O objetivo da Rede EJA e Inclusão Produtiva é, ao longo da próxima década, disseminar conhecimento, mapear políticas públicas, articular diferentes atores (de gestores públicos à sociedade civil e setor produtivo), colocar a educação de jovens e adultos em evidência no debate nacional e oferecer dados e referências que possam apoiar a tomada de decisões.
A iniciativa é lançada em um momento estratégico por conta da implementação do novo Plano Nacional de Educação (PNE) e pela renovação das agendas públicas de Estados e da União no período de eleições.
“Temos dez anos para manter essa agenda no centro da prioridade. Começa hoje um movimento, mas a gente precisa de continuidade. Essa é uma palavra forte nesse momento. Defender a continuidade de políticas públicas”, diz Rosalina.
Jovens e adultos sem educação básica
Segundo dados do estudo “Demanda Potencial por EJA e Transição para o Trabalho”, lançado também nesta terça-feira, junto com a Rede EJA Inclusão Produtiva, apesar de cerca de 64 milhões de brasileiros com 15 anos ou mais não terem concluído a educação básica – equivalente a 37,3% da população nessa faixa -, a demanda potencial da EJA caiu 16%.
A redução não decorre da ampliação do acesso à educação. Segundo o estudo, mais da metade dessa diminuição está associada à mortalidade das gerações mais velhas, que viveram períodos em que o país não conseguiu assegurar o direito à educação para toda a população.
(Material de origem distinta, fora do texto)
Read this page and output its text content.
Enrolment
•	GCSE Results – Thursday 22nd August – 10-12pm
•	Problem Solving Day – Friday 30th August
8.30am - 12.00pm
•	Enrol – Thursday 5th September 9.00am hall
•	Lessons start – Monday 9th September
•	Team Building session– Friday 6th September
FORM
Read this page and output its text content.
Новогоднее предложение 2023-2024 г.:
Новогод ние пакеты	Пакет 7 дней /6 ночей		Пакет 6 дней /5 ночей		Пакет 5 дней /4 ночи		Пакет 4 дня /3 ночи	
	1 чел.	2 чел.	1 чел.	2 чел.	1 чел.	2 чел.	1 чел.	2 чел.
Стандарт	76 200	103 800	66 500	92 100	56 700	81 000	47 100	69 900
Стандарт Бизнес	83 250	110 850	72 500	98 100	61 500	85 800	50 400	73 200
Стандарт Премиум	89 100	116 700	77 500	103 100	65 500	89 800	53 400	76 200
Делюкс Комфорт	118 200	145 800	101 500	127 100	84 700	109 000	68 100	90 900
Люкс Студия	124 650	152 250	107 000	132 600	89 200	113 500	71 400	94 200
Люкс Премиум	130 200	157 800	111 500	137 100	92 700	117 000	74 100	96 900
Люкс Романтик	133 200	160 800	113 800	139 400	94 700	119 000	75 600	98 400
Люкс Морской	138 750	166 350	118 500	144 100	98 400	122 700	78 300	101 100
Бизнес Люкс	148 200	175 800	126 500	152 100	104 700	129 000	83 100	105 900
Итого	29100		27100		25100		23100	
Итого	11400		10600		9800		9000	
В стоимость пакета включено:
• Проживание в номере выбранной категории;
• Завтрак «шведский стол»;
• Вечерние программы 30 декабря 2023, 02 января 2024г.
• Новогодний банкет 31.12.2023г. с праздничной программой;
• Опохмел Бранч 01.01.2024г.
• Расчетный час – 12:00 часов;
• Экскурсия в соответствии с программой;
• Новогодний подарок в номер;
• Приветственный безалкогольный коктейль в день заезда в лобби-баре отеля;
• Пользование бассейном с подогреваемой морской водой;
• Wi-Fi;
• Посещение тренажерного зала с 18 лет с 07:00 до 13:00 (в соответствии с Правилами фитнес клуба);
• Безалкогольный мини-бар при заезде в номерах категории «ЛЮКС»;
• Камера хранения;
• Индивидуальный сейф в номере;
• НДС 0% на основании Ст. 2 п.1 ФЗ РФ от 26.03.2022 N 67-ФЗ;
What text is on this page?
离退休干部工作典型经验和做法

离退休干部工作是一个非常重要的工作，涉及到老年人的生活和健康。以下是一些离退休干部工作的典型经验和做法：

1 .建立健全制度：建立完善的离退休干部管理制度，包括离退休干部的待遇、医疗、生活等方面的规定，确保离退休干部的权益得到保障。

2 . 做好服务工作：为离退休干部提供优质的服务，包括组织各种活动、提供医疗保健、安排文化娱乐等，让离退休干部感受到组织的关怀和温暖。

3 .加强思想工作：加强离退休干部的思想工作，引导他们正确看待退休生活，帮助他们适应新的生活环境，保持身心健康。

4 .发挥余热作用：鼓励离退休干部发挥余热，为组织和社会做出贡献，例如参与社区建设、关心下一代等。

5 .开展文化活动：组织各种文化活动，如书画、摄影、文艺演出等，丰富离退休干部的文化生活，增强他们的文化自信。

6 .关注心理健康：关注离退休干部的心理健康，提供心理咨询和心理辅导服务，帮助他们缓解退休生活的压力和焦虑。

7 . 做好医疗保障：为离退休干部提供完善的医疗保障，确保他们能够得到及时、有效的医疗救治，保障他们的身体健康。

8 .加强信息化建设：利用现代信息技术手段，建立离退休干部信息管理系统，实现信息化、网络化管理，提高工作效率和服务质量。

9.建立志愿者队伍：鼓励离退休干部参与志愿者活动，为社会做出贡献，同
A EJA, ainda segundo dados do estudo feito pela rede, alcança só 1,5% da demanda potencial no país, o que significa que milhões de brasileiros que poderiam estar retomando os estudos não têm acesso à modalidade. A baixa cobertura é observada em todo o Brasil. Alagoas, que tem a maior taxa de cobertura, atende apenas 4,1% de sua demanda potencial. Já Mato Grosso do Sul tem a menor taxa do país, 0,7%.
A EJA voltou a perder alunos em 2025 pelo oitavo ano seguido, segundo o último Censo Escolar. O número de matrículas por ano é o menor desde 1996, quando a EJA foi oficialmente instituída pela Lei de Diretrizes e Bases da Educação Nacional. A maior quantidade de matriculados foi em 2007, quando mais de 5 milhões de pessoas integravam o programa. Em 2025, foram 2,2 milhões de matrículas.
A Rede EJA e Inclusão Produtiva é formada por 16 instituições da sociedade civil e organismos multilaterais. Participam Fundação Roberto Marinho, Fundação Bradesco, Fundação Itaú/ Itaú Educação e Trabalho e Fundação Arymax, com a cooperação da Organização das Nações Unidas para a Educação, a Ciência e a Cultura (Unesco).
Integram a rede ainda a Ação Educativa, Ashoka, Conhecimento Social – Estratégia e Gestão, Conselho Nacional do SESI, GIFE- Grupo de Instituições Fundações e Empresas, Instituto Rodrigo Mendes Pacto, Global da ONU, Redes da Maré, Todos Pela Educação, Unesco, Unicef, e United Way Brasil – Juventudes Potentes
Impacto na economia e no mercado de trabalho
O contingente de pessoas de 15 anos ou mais de idade fora da escola também tem impactos econômicos, segundo o estudo da Rede EJA e Inclusão Produtiva: A incompletude educacional faz com que o país deixe de movimentar, em renda originada do trabalho, R$ 66 bilhões por ano.
O valor representa em torno de 0,6% do Produto Interno Bruto (PIB), informa o mapeamento. A taxa de pobreza entre essa população é 1,8 vezes maior do que entre quem completou a educação básica.
A baixa escolaridade impacta ainda a inserção no trabalho. Entre as pessoas que não concluíram o ensino fundamental, apenas 43,1% participam do mercado de trabalho, percentual que sobe para 73,5% entre os que concluíram o ensino médio.
Segundo o levantamento, a taxa de formalização do trabalho também aumenta conforme a escolarização. Entre os ocupados sem ensino fundamental completo, só 38,4% são empregados formais, contra 65% entre os que concluíram o ensino médio.